Mesoblast (ASX:MSB) says it has completed enrolment in a phase 3 clinical trial evaluating a single intra-discal injection of its allogeneic mesenchymal precursor cell (MPC) product candidate MPC-06-ID in patients with chronic low back pain due to degenerative disc disease.
MPC-06-ID is being evaluated to determine whether it can alleviate pain and improve function in patients who do not receive adequate relief from the current standard of care therapies such as nonsteroidal anti-inflammatory drugs, epidural steroid injections or opioids.
The 2:1 randomised, placebo-controlled phase 3 trial (NCT02412735) enrolled 404 patients across 48 centres in the US and Australia.

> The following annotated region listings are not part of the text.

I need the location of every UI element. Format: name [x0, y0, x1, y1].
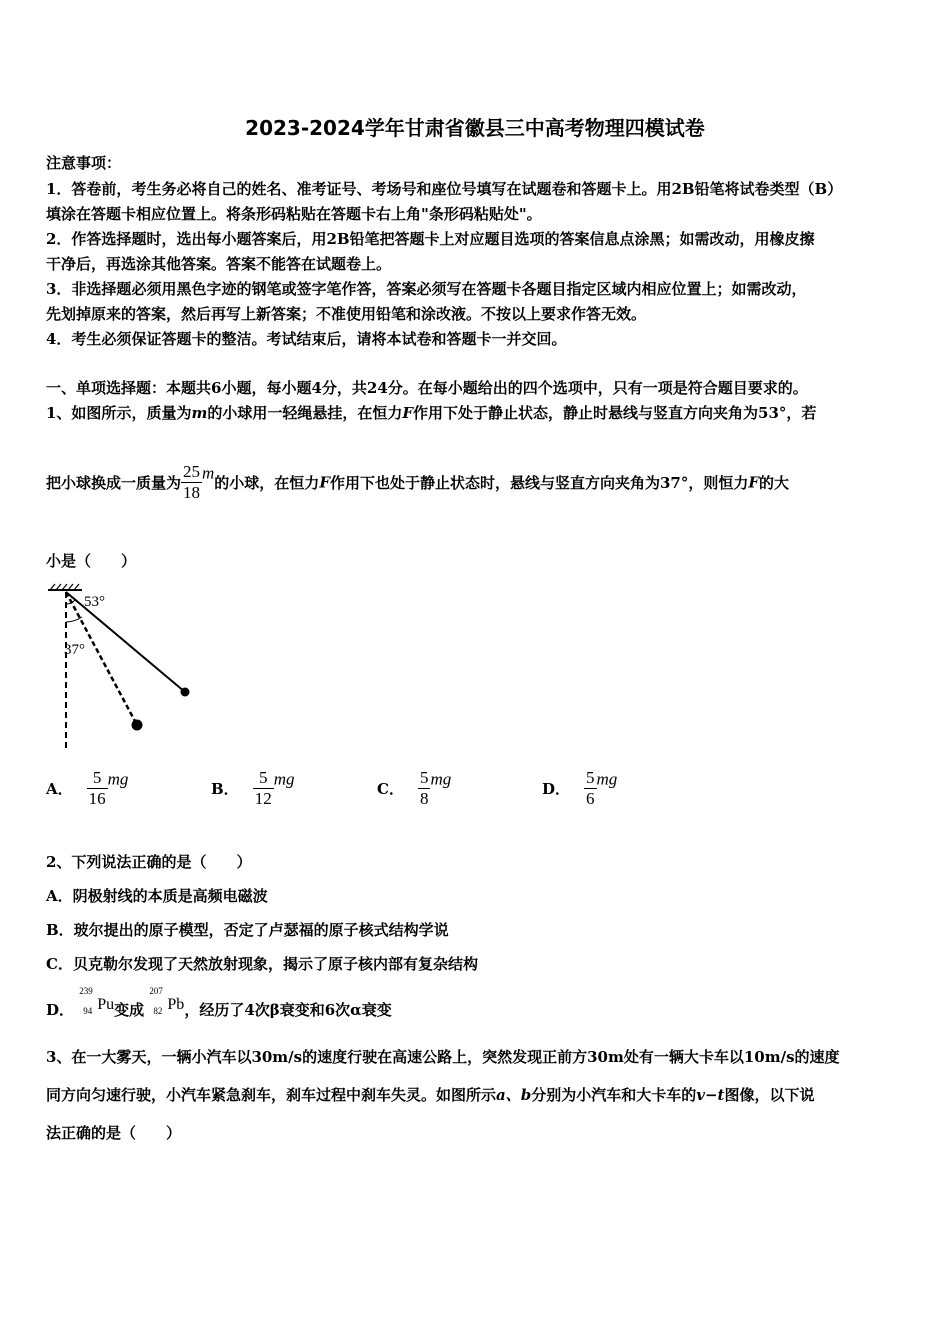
- q2-option-b[interactable]: B．玻尔提出的原子模型，否定了卢瑟福的原子核式结构学说: [46, 921, 449, 939]
- q1-stem-line-3: 小是（ ）: [46, 552, 137, 570]
- notice-line-5: 3．非选择题必须用黑色字迹的钢笔或签字笔作答，答案必须写在答题卡各题目指定区域内相应位置上；如需改动，: [46, 280, 807, 298]
- q1-stem-line-1: 1、如图所示，质量为m的小球用一轻绳悬挂，在恒力F作用下处于静止状态，静止时悬线与竖直方向夹角为53°，若: [46, 404, 817, 422]
- q3-stem-line-1: 3、在一大雾天，一辆小汽车以30m/s的速度行驶在高速公路上，突然发现正前方30m处有一辆大卡车以10m/s的速度: [46, 1048, 840, 1066]
- q1-stem-line-2: 把小球换成一质量为 $\frac{25}{18}$ m的小球，在恒力F作用下也处于静止状态时，悬线与竖直方向夹角为37°，则恒力F的大: [46, 462, 790, 502]
- nuclide-pb: 207 82 Pb: [149, 986, 185, 1016]
- q2-option-a[interactable]: A．阴极射线的本质是高频电磁波: [46, 887, 268, 905]
- angle-label-53: 53°: [84, 594, 105, 610]
- angle-arc-37: [66, 617, 82, 622]
- ball-37: [132, 720, 143, 731]
- q1-option-b[interactable]: B． $\frac{5}{12}$ mg: [211, 768, 295, 808]
- notice-line-2: 填涂在答题卡相应位置上。将条形码粘贴在答题卡右上角"条形码粘贴处"。: [46, 205, 542, 223]
- q3-stem-line-3: 法正确的是（ ）: [46, 1124, 182, 1142]
- q2-stem: 2、下列说法正确的是（ ）: [46, 853, 252, 871]
- pendulum-diagram: [40, 582, 200, 752]
- q2-option-d[interactable]: D． 239 94 Pu变成 207 82 Pb，经历了4次β衰变和6次α衰变: [46, 986, 392, 1019]
- notice-line-7: 4．考生必须保证答题卡的整洁。考试结束后，请将本试卷和答题卡一并交回。: [46, 330, 567, 348]
- section-heading: 一、单项选择题：本题共6小题，每小题4分，共24分。在每小题给出的四个选项中，只有一项是符合题目要求的。: [46, 379, 808, 397]
- notice-line-6: 先划掉原来的答案，然后再写上新答案；不准使用铅笔和涂改液。不按以上要求作答无效。: [46, 305, 647, 323]
- notice-line-3: 2．作答选择题时，选出每小题答案后，用2B铅笔把答题卡上对应题目选项的答案信息点涂黑；如需改动，用橡皮擦: [46, 230, 815, 248]
- nuclide-pu: 239 94 Pu: [79, 986, 115, 1016]
- string-37: [66, 592, 137, 725]
- q1-option-a[interactable]: A． $\frac{5}{16}$ mg: [46, 768, 129, 808]
- ball-53: [181, 688, 190, 697]
- notice-line-4: 干净后，再选涂其他答案。答案不能答在试题卷上。: [46, 255, 392, 273]
- notice-heading: 注意事项：: [46, 154, 122, 172]
- angle-label-37: 37°: [64, 642, 85, 658]
- mass-fraction: $\frac{25}{18}$: [183, 462, 201, 502]
- q1-option-d[interactable]: D． $\frac{5}{6}$ mg: [542, 768, 618, 808]
- page-title: 2023-2024学年甘肃省徽县三中高考物理四模试卷: [245, 116, 705, 140]
- q1-option-c[interactable]: C． $\frac{5}{8}$ mg: [377, 768, 452, 808]
- notice-line-1: 1．答卷前，考生务必将自己的姓名、准考证号、考场号和座位号填写在试题卷和答题卡上。用2B铅笔将试卷类型（B）: [46, 180, 843, 198]
- q2-option-c[interactable]: C．贝克勒尔发现了天然放射现象，揭示了原子核内部有复杂结构: [46, 955, 478, 973]
- q3-stem-line-2: 同方向匀速行驶，小汽车紧急刹车，刹车过程中刹车失灵。如图所示a、b分别为小汽车和大卡车的v−t图像，以下说: [46, 1086, 815, 1104]
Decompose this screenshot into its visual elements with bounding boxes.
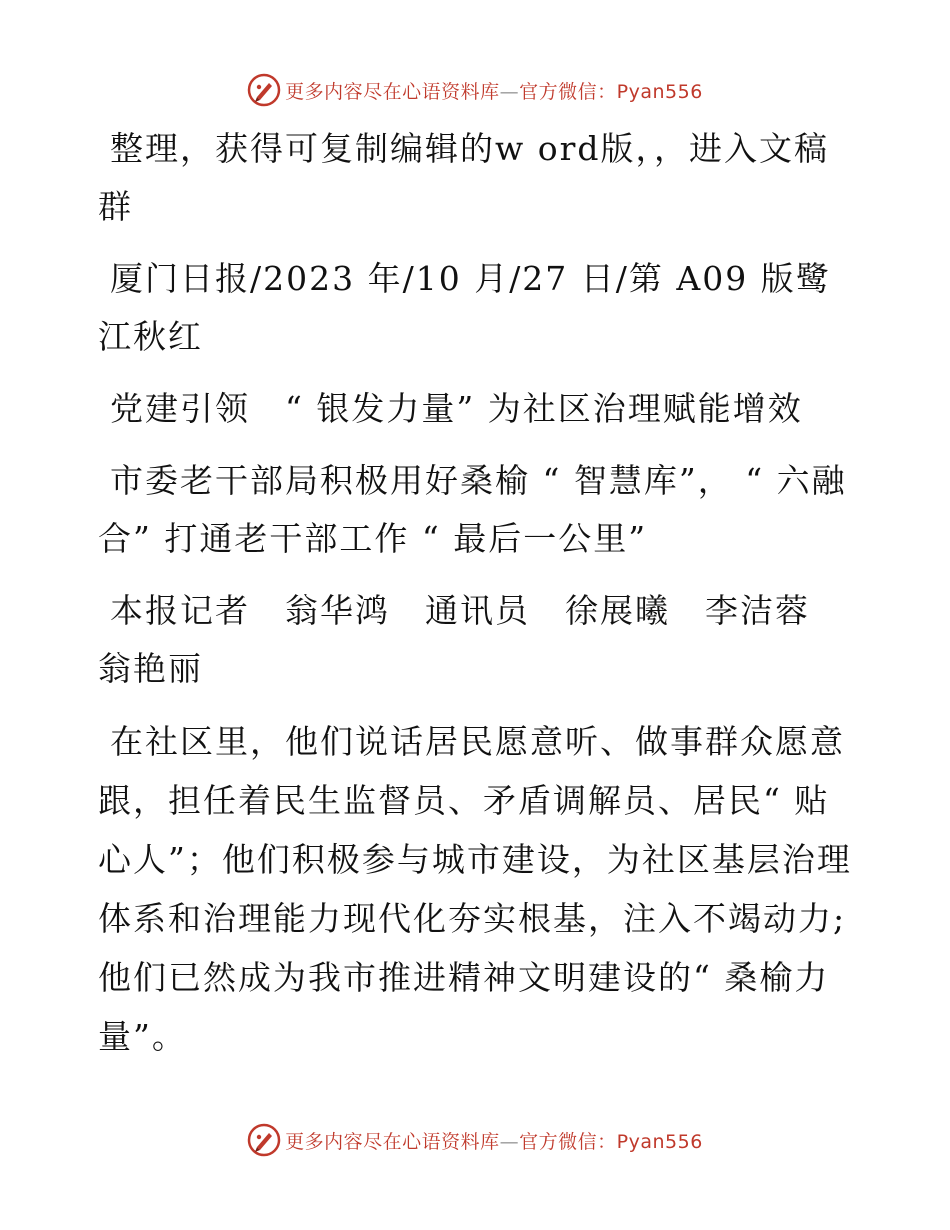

The company said the trial's primary endpoint is in line with written guidance from the US FDA in support of product registration. It specifies: use of a composite measurement showing significant clinical improvement in pain and function at both 12 and 24 months; pre-specified thresholds for determining significant improvement in pain (50 percent decrease in Visual Analog Score) and function (15-point improvement in Oswestry Disability Index); and, patients who undergo additional interventions at the treated level are considered treatment failures.
According to the company, phase 2 results in 100 patients showed that a single intra-discal injection of MPC-06-ID alleviated pain and improved function for up to three years in patients whose symptoms were not adequately treated with current standard of care therapies.
“There is an urgent need to provide an effective treatment for patients suffering from chronic low back pain due to degenerative disc disease, a population which today accounts for 50% of prescription opioid usage. If the Phase 3 results demonstrate durable improvement in pain and function, MPC-06-ID has the potential to make a major difference in patients with this serious medical condition,” said Mesoblast CEO Dr Silviu Itescu.